The backroom had paper towels missing at the employee restroom handwashing sink. The inspector noted that paper towels were provided during the visit, making that one of the few items resolved the same day.
A Repeat Problem at the Top
The most structurally significant finding was not the raw bacon. It was the repeat citation.
Inspectors flagged that the store still did not have a certified food protection manager, and that no certificate was available at the time of the inspection. The word "repeat" in the inspection record means state inspectors had cited L & A Market Corp for this same deficiency before, and the store had not resolved it between visits.
A certified food protection manager is not a minor paperwork requirement. It is the person responsible for knowing whether the store's food handling, storage, and employee practices actually meet state standards. Without one, there is no designated point of accountability when something goes wrong.
Staff Could Not Answer Basic Food Safety Questions
Three of the eight violations pointed to the same underlying problem: the people running the store on the day of inspection did not appear to have a working knowledge of food safety fundamentals.
The person in charge could not correctly answer questions about foodborne illnesses, their symptoms, or employee reporting responsibilities. The inspector noted that an employee health guide and reporting agreement were provided via email following the inspection.
Separately, the store had no documentation showing that employees had been informed of their reporting responsibilities regarding foodborne illness and symptoms in any verifiable way. No training records, no signed agreements, no confirmation that the conversation had ever taken place.
The store also had no written policy for responding to a vomit or diarrheal event on the premises. The inspector noted that guidance was provided via email. These three findings together describe a store where the basic framework for managing a food safety incident was not in place.
What These Violations Mean
The raw bacon violation is the one that draws the eye, and for good reason. Raw animal proteins carry bacteria including Salmonella and Campylobacter. When raw meat is stored above ready-to-eat produce like cabbage or cucumber, any drip or leak from the packaging falls directly onto food that a customer may take home and eat without cooking. The fact that the bacon was moved during the inspection does not undo however long it had been stored that way before the inspector arrived.
The missing thermometer in the milk cooler is a quieter problem with real consequences. Without a working ambient thermometer, store staff cannot confirm that dairy products are staying at or below 41 degrees Fahrenheit. Temperature drift in a retail cooler can happen gradually, and without a visible reading, no one catches it until a product is already compromised.

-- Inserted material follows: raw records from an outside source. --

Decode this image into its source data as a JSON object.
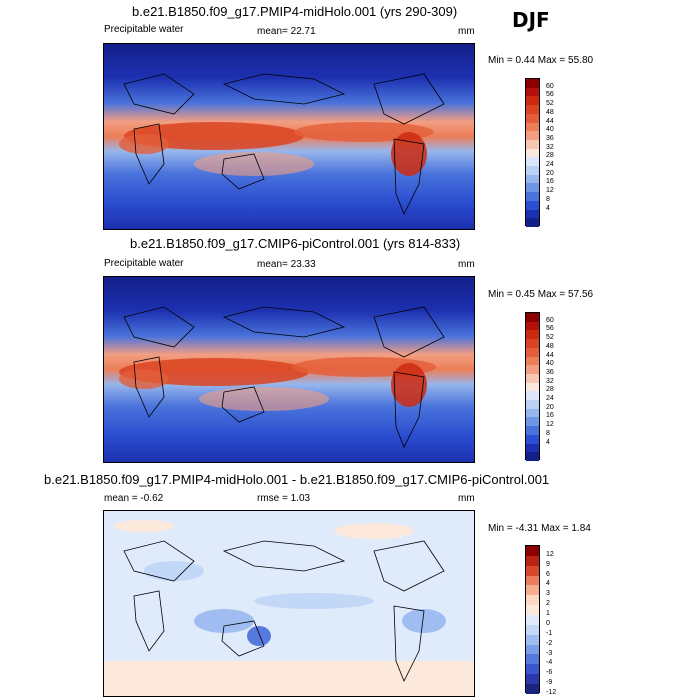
{
  "season": "DJF",
  "panels": [
    {
      "title": "b.e21.B1850.f09_g17.PMIP4-midHolo.001 (yrs 290-309)",
      "left_label": "Precipitable water",
      "mid_label": "mean=  22.71",
      "units": "mm",
      "minmax": "Min =   0.44 Max =  55.80",
      "colorbar_labels": [
        "60",
        "56",
        "52",
        "48",
        "44",
        "40",
        "36",
        "32",
        "28",
        "24",
        "20",
        "16",
        "12",
        "8",
        "4"
      ]
    },
    {
      "title": "b.e21.B1850.f09_g17.CMIP6-piControl.001 (yrs 814-833)",
      "left_label": "Precipitable water",
      "mid_label": "mean=  23.33",
      "units": "mm",
      "minmax": "Min =   0.45 Max =  57.56",
      "colorbar_labels": [
        "60",
        "56",
        "52",
        "48",
        "44",
        "40",
        "36",
        "32",
        "28",
        "24",
        "20",
        "16",
        "12",
        "8",
        "4"
      ]
    },
    {
      "title": "b.e21.B1850.f09_g17.PMIP4-midHolo.001 - b.e21.B1850.f09_g17.CMIP6-piControl.001",
      "left_label": "mean =  -0.62",
      "mid_label": "rmse =   1.03",
      "units": "mm",
      "minmax": "Min =  -4.31 Max =   1.84",
      "colorbar_labels": [
        "12",
        "9",
        "6",
        "4",
        "3",
        "2",
        "1",
        "0",
        "-1",
        "-2",
        "-3",
        "-4",
        "-6",
        "-9",
        "-12"
      ]
    }
  ],
  "colors": {
    "abs_scale": [
      "#8b0000",
      "#b3100b",
      "#cc2a10",
      "#db4421",
      "#e35e3a",
      "#ec7e58",
      "#f29e82",
      "#f8c7b2",
      "#fbe8dc",
      "#dbe7f8",
      "#bad1f3",
      "#97b6ec",
      "#6f96e3",
      "#4a73db",
      "#2c4fd1",
      "#1c30b0",
      "#14208a"
    ],
    "diff_scale": [
      "#8b0000",
      "#b82314",
      "#d5492b",
      "#ea7d5b",
      "#f6ad8f",
      "#fcd7c3",
      "#fde9dc",
      "#dfeafb",
      "#c3d7f7",
      "#9fbdf1",
      "#7a9eea",
      "#5679de",
      "#3a56cf",
      "#2a38ac",
      "#1a237e"
    ]
  }
}
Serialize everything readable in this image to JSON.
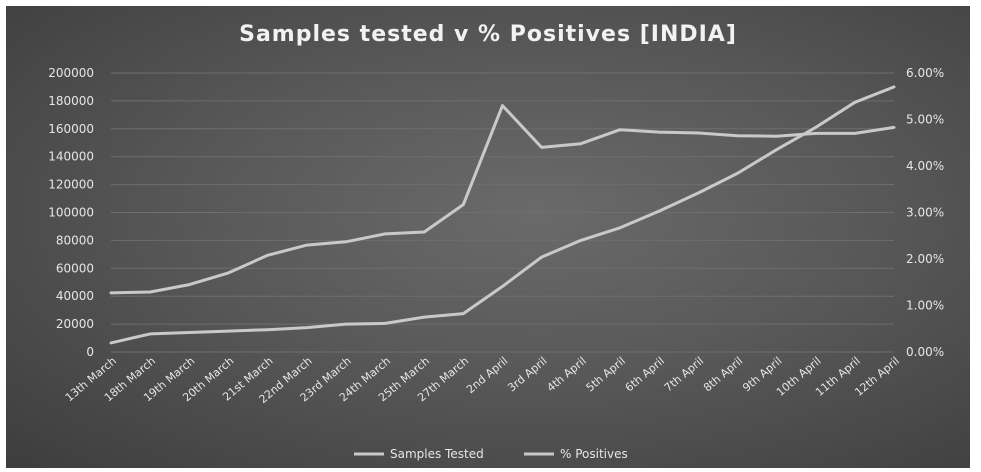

The three violations tied to staff knowledge and illness reporting are interconnected. If the person in charge cannot correctly explain when a sick employee should be excluded from food handling, and if employees have never been formally told what symptoms require them to stay home, the store has no functional barrier against a sick worker handling food that goes directly onto shelves. That is the scenario at the center of many retail foodborne illness outbreaks.
The Longer Record
The repeat citation for the missing certified food protection manager is the clearest signal in this inspection record. A repeat violation means the state had already identified this gap, the store had an opportunity to fix it, and when inspectors returned, the problem was still there.
The February 2026 inspection resulted in the store meeting sanitation requirements overall, which means inspectors did not find conditions severe enough to warrant closure or a stop-sale order. But meeting the minimum threshold and having a fully functional food safety program are not the same thing.
Seven of the eight violations cited in February remained unresolved at the time the inspection concluded. The raw bacon was moved. Paper towels were restocked. The certified food manager certificate, the staff training documentation, the illness reporting policy, the thermometer, and the cluttered backroom were not corrected on site.